Este filme faz parte da 41ª Mostra Internacional de Cinema de São Paulo. Para mais resenhas do festival, clique aqui.
Uma paisagem montanhosa, árida e uma pequena vila são os visuais que irão permear a vista do espectador durante quase todos os 79 minutos do filme. O longa de origem indiana Caminhando com o vento (Walking with the wind, 2017), do diretor Praveen Morchhale, mostra o jovem de 10 anos Tsering em suas diversas jornadas enfrentadas no dia a dia. O seu lar localiza-se em uma vila na região do Himalaia, cercado por montanhas e um visual deslumbrante. É lá que Tsering passa a maior parte de sua vida quando não está percorrendo longos caminhos.
A quebra acidental da cadeira de um colega da escola dá início ao enredo do filme. Tsering percorre os 7 km que separam o colégio de sua vila levando a cadeira nas costas de seu burrinho para consertá-la. O menino passa por paisagens belíssimas ao mesmo tempo que enfrenta um caminho árduo e cansativo, mostrando uma grande discrepância na realidade vivida por ele.
Outro exemplo muito marcante de discrepância está nas imagens da família do garoto e moradores do local em contraste com os turistas. Por se tratar de uma região interessante para caminhadas e escaladas, turistas do mundo todo visitam o local.

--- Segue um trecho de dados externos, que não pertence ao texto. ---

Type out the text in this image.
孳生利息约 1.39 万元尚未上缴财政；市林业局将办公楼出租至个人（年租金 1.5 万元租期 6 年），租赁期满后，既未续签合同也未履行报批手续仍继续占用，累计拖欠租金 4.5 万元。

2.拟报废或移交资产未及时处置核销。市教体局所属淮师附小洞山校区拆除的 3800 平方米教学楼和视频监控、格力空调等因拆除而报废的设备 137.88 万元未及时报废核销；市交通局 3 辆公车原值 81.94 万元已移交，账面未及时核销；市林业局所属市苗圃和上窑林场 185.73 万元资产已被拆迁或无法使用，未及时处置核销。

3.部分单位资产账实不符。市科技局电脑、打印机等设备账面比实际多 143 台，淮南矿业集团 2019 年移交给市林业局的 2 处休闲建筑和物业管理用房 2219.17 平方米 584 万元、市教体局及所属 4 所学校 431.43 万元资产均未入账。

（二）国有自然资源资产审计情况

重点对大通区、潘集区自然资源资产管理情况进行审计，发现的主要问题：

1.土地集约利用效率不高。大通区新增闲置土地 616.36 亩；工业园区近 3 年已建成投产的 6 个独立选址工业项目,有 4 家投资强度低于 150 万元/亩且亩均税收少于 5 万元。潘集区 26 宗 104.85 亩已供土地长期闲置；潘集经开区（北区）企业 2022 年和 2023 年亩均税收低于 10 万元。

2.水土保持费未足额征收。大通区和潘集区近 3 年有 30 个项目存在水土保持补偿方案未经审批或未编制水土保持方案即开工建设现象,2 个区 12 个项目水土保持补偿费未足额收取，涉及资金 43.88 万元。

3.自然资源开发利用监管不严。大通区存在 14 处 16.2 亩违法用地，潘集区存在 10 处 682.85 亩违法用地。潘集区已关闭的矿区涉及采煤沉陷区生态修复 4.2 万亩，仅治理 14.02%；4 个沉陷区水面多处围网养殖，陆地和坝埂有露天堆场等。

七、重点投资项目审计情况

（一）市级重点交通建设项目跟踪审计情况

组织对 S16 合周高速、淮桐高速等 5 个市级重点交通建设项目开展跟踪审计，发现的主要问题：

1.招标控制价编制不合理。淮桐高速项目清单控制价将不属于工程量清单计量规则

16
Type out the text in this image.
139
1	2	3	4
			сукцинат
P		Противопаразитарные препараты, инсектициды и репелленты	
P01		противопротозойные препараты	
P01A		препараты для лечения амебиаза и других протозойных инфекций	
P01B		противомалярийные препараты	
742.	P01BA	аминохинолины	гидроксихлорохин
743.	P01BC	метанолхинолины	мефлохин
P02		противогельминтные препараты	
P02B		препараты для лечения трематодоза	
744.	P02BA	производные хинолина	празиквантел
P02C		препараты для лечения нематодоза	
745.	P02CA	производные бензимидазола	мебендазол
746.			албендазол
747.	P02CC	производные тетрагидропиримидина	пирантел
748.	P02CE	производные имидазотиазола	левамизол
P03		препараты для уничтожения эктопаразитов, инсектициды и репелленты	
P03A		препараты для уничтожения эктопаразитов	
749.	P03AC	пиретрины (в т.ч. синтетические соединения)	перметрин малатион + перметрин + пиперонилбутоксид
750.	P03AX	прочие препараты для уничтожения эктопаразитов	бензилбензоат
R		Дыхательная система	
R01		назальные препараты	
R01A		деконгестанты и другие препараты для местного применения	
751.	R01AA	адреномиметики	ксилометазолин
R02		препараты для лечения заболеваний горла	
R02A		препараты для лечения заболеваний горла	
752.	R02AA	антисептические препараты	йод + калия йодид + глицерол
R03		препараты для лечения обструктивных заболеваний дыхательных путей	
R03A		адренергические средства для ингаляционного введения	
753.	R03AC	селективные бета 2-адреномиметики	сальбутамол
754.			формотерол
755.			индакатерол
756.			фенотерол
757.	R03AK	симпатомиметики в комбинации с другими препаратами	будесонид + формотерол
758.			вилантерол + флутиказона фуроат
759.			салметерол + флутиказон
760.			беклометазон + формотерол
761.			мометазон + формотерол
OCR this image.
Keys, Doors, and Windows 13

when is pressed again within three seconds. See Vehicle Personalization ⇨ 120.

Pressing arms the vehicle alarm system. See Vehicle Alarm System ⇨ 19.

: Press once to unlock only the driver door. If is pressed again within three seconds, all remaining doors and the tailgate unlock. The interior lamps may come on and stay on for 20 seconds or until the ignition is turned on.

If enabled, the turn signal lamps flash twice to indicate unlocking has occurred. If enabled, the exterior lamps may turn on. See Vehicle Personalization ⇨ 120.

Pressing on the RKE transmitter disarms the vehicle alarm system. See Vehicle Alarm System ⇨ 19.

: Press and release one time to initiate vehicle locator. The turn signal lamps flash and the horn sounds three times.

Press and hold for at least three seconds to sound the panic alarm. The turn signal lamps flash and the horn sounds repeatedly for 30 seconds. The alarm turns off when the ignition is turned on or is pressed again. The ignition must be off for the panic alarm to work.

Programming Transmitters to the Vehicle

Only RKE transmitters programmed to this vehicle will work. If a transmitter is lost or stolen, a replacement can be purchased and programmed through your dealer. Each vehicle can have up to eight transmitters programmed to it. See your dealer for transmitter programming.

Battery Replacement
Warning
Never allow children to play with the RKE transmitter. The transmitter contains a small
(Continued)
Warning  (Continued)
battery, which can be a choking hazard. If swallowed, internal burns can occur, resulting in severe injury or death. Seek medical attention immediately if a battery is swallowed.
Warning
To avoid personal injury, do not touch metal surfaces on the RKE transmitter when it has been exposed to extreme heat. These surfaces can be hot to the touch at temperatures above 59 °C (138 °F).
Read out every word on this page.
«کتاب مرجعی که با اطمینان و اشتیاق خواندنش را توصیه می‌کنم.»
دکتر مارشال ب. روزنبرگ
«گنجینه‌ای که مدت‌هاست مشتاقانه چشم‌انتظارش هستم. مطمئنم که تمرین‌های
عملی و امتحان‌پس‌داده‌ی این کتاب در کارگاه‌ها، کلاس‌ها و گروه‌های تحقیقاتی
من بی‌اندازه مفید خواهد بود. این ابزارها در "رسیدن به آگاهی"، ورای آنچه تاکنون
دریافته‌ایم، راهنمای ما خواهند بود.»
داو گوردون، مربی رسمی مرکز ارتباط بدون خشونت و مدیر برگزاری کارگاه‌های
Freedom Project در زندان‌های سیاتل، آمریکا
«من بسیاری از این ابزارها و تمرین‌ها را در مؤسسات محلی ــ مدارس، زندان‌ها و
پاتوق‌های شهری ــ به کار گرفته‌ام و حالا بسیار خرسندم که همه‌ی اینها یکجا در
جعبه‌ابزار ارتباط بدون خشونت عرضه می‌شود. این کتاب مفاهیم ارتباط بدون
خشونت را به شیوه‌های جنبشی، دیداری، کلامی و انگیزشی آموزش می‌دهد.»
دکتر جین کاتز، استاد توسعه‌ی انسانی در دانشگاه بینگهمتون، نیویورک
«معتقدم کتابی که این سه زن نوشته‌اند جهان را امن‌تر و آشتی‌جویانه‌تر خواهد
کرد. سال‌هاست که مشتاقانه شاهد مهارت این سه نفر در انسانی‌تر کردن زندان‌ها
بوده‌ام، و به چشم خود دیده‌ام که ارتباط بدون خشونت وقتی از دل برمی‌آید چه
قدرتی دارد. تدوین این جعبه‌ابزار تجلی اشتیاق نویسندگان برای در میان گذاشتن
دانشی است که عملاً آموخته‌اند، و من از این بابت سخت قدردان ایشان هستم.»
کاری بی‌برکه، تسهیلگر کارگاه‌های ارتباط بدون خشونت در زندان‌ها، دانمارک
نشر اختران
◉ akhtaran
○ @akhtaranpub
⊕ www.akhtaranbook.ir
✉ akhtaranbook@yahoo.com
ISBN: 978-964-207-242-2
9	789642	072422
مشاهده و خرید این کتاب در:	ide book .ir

Mesmo com o atrativo, a vila é muito pobre e longe de qualquer cidade mais desenvolvida, fazendo com que as condições de vida sejam muito difíceis e diferentes do que estamos acostumados. O encontro de turistas com a população nativa na vila representa um choque cultural e visual gigantesco.
Um aspecto muito interessante do filme é o grande uso de planos gerais favorecendo a paisagem. A escolha pelos ângulos de filmagem é inteligente e muito bem feita. Tudo contribui para que o espectador se sinta dentro do lugar, participando das trajetórias e fazendo parte da realidade de Tsering. Para quem está acostumado com os closes de Hollywood, o filme traz uma leveza e conforto, como se tivéssemos espaço para explorar e descobrir o local.
A trilha sonora composta por sons ambientes e melodias de flauta contribuem para o efeito de imersão. O farfalhar de folhas e pisadas na areia transmitem o clima árido do local, enquanto o som de flauta se torna um símbolo das interações sociais entre os membros da vila.
Outro ponto interessante é a presença de cenas bem completas. As cenas não apresentam apenas a ação mais importante daquele segmento, mas também o processo real, incluindo os momentos considerados “insignificantes” para o cinema, mas que são o que acontecem na realidade. Um momento de espera do personagem pode se mostrar tão interessante quanto uma fala ou ação.
Assim como as longas e árduas caminhadas enfrentadas pelo personagem, o filme transmite a mesma sensação. Ele pode parecer cansativo, lento, monótono e sem ação, mas de alguma forma cumpre o papel de colocar o público no mesmo lugar de Tsering, tornando a obra ainda mais realista.